一人の毒婦による犯罪の数々があきらかにされていく。
若くなくなった自分にもう女としての価値はないと知るや、裕福な女にすりかわることを目論む。
女は若い時、劇団で女優をやっていて、その時の経験が役に立つ。
血縁もない別人にすり替わるなんて、普通の人には出来ないだろう。
だけど彼女は、鏡の部屋でどんな角度でもその女に見えるよう練習する。
(鏡は古来から、呪術的な意味あいもあったことを考えると、夜など鏡を見るのはちょっと怖い)
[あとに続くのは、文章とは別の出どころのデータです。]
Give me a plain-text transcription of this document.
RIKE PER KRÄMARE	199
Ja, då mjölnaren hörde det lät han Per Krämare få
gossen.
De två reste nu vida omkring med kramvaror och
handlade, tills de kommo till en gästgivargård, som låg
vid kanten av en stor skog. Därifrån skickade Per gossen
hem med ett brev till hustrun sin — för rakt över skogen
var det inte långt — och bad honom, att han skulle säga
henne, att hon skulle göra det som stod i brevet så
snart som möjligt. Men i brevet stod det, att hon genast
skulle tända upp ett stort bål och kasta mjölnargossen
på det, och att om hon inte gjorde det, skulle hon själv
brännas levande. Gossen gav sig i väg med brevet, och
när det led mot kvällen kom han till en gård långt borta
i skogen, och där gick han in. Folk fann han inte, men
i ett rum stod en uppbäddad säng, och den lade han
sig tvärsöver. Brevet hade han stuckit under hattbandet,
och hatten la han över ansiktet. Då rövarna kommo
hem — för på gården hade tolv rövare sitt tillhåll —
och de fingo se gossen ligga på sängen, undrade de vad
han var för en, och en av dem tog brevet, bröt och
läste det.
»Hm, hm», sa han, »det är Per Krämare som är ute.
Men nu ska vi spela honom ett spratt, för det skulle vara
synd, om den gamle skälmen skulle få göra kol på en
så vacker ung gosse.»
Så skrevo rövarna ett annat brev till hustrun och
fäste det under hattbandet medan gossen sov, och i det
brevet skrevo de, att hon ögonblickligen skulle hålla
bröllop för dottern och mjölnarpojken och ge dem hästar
見た目だけでなく、しゃべり方はもちろん考え方も模倣する。
そういうことに関して、突出した才能があったのかもしれない。
ということは、まっとうな生き方を選んでいたら、ひとかどの女優にもなれたんじゃないかと思ってしまう。
徹底的に模倣を重ねながら月日が経っていく。
身近な人のほとんどが彼女のウソを見抜けないのだが、たったひとり盲目の老女だけは
だませなかった。
目の見える人は、視覚による情報で判断するのだが、その情報が断たれている老女にだけ
真実が見えていたという皮肉。

女にとってのその誤算が、結果的に女を追い詰めたのだろう、意外な結末へ。

あきらかにされた真実に、少なからず救いのようなものも感じつつ。
でもやっぱり無残に殺されてしまった人には、なんの救いもないと思ってしまう。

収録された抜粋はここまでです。